John Lithgow, who introduced the film, said actor/director Jacques Tati was the inspiration for many tall, physical comedians such as himself and John Cleese. But if someone asked me to give them a general idea of what the movie was like, Rowan Atkinson’s Mr. Bean comes to mind, though less dependent on the main character.

Hulot is definitely the central character. But that doesn’t prevent Tati, as director, from having his fun with the other characters inhabiting this small seaside hotel for their vacations and making an overall statement about holidays in general. The workaholic husband constantly being called to the telephone, the elderly couple looking for an opportunity to be offended, the unintelligible announcer directing travelers to their trains, the herd mentality of vacationgoers – all these are familiar even though we are a half century removed.

I will even forgive Tati for his rather jaundiced portrayal of middle-aged women because it is just so darn funny and, in some cases, just so darn true. One woman spends her entire vacation complaining about the trouble she had traveling to the seaside. Another woman combs the beach for lovely shells she hands off to her husband, who promptly tosses them back into the ocean.

I think most of the strangeness comes from the alien landscape of a small, intimate seaside hotel, an establishment that, being born in 1957, I’ve only heard about and seen the ruins of. DG has probably not even had that experience. I also think we’re used to such light, airy locational films like this being shot in color. The film loses nothing by being in black and white, whether that was an artistic or budgetary decision. But about halfway through I realized how few “travelogue” movies I’ve seen that get that sun-drenched look without the aid of color.

I don’t know when or if TCM plans to run this again any time soon. It’s definitely a movie I’d watch over and over.

3 comments:

Darkgarden said...

It was crazy nuts man. I have it dvr'd in case I wanna kick back w. some Maker's and experience it again.

... OH! Mr. Jackson is now being driven down the road in president type motorcade thing!

Darkgarden said...

... I do hope he still makes it back for dinner this evening.

Gwynne said...

I'm gonna keep a watch for Mr. Hulot (not like DG is keeping watch over MJ though...). Sounds like a great (i.e. good strange, crazy nuts!) movie...Mr.
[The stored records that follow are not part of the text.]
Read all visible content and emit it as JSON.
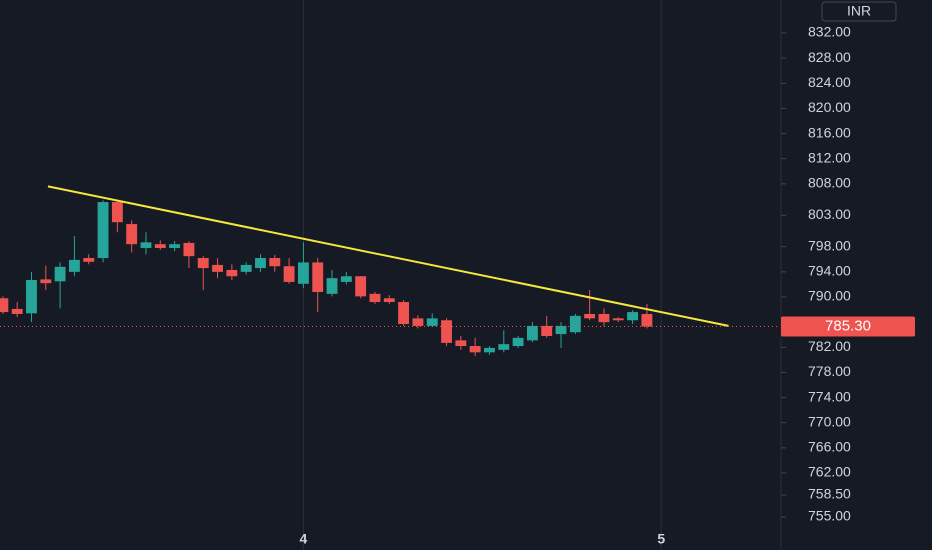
{
  "chart_data": {
    "type": "candlestick",
    "currency": "INR",
    "open": [
      789.8,
      788.1,
      787.4,
      792.8,
      792.5,
      794.0,
      796.2,
      796.2,
      805.1,
      801.6,
      797.8,
      798.4,
      797.8,
      798.6,
      796.2,
      795.1,
      794.3,
      794.0,
      794.6,
      796.2,
      794.9,
      792.1,
      795.5,
      790.5,
      792.4,
      793.3,
      790.5,
      789.8,
      789.2,
      786.6,
      785.4,
      786.3,
      783.1,
      782.2,
      781.2,
      781.6,
      782.2,
      783.1,
      785.4,
      784.1,
      784.4,
      787.3,
      787.3,
      786.6,
      786.3,
      787.3
    ],
    "high": [
      790.1,
      789.2,
      794.0,
      795.0,
      795.5,
      799.7,
      796.8,
      805.4,
      805.4,
      802.2,
      800.3,
      799.0,
      798.9,
      798.9,
      796.5,
      796.2,
      795.2,
      795.5,
      796.8,
      796.7,
      796.2,
      798.7,
      796.2,
      794.3,
      794.0,
      793.3,
      790.8,
      790.3,
      789.5,
      787.1,
      787.4,
      786.6,
      783.8,
      783.5,
      782.2,
      784.7,
      783.8,
      786.0,
      787.0,
      786.0,
      787.3,
      791.1,
      788.2,
      786.8,
      787.9,
      788.9
    ],
    "low": [
      787.3,
      786.8,
      786.0,
      791.1,
      788.2,
      793.3,
      795.2,
      795.5,
      800.3,
      797.1,
      796.8,
      797.5,
      797.3,
      794.6,
      791.1,
      793.0,
      792.7,
      793.6,
      794.0,
      794.0,
      792.1,
      791.4,
      787.6,
      790.1,
      792.0,
      789.8,
      788.9,
      788.9,
      785.4,
      785.0,
      785.2,
      782.2,
      781.6,
      780.6,
      780.8,
      781.2,
      781.9,
      782.8,
      783.5,
      781.9,
      784.1,
      786.3,
      785.4,
      786.0,
      785.7,
      785.0
    ],
    "close": [
      787.6,
      787.3,
      792.7,
      792.2,
      794.8,
      795.9,
      795.6,
      805.1,
      801.9,
      798.4,
      798.7,
      797.8,
      798.4,
      796.5,
      794.6,
      794.0,
      793.3,
      795.1,
      796.2,
      794.9,
      792.4,
      795.5,
      790.8,
      793.0,
      793.3,
      790.1,
      789.2,
      789.2,
      785.7,
      785.4,
      786.6,
      782.7,
      782.2,
      781.2,
      781.9,
      782.5,
      783.5,
      785.4,
      783.8,
      785.4,
      787.0,
      786.6,
      786.0,
      786.3,
      787.6,
      785.3
    ],
    "up_color": "#26a69a",
    "down_color": "#ef5350",
    "last_price": {
      "value": 785.3,
      "label": "785.30"
    },
    "trendline": {
      "x": [
        3.15,
        50.7
      ],
      "y": [
        807.6,
        785.4
      ],
      "color": "#f5e83a"
    },
    "xlim": [
      -0.2,
      54.3
    ],
    "xticks": [
      {
        "value": 21,
        "label": "4"
      },
      {
        "value": 46,
        "label": "5"
      }
    ],
    "ylim": [
      749.75,
      837.25
    ],
    "yticks": [
      {
        "value": 832,
        "label": "832.00"
      },
      {
        "value": 828,
        "label": "828.00"
      },
      {
        "value": 824,
        "label": "824.00"
      },
      {
        "value": 820,
        "label": "820.00"
      },
      {
        "value": 816,
        "label": "816.00"
      },
      {
        "value": 812,
        "label": "812.00"
      },
      {
        "value": 808,
        "label": "808.00"
      },
      {
        "value": 803,
        "label": "803.00"
      },
      {
        "value": 798,
        "label": "798.00"
      },
      {
        "value": 794,
        "label": "794.00"
      },
      {
        "value": 790,
        "label": "790.00"
      },
      {
        "value": 782,
        "label": "782.00"
      },
      {
        "value": 778,
        "label": "778.00"
      },
      {
        "value": 774,
        "label": "774.00"
      },
      {
        "value": 770,
        "label": "770.00"
      },
      {
        "value": 766,
        "label": "766.00"
      },
      {
        "value": 762,
        "label": "762.00"
      },
      {
        "value": 758.5,
        "label": "758.50"
      },
      {
        "value": 755,
        "label": "755.00"
      }
    ],
    "vertical_grid": true
  }
}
Bean-like characters, middle aged beachcombing women, travelogue, colorless...all good things. Heh.

And there are times when a completely bad, cheesy, kitschy movie like Clambake fills the bill also. ;-)

I'm gonna have to keep an eye on TCM from now on. My husband always has the remote and his favorite channel is AMC, similar but more heavy on the old spaghetti westerns and Dirty Harry reels.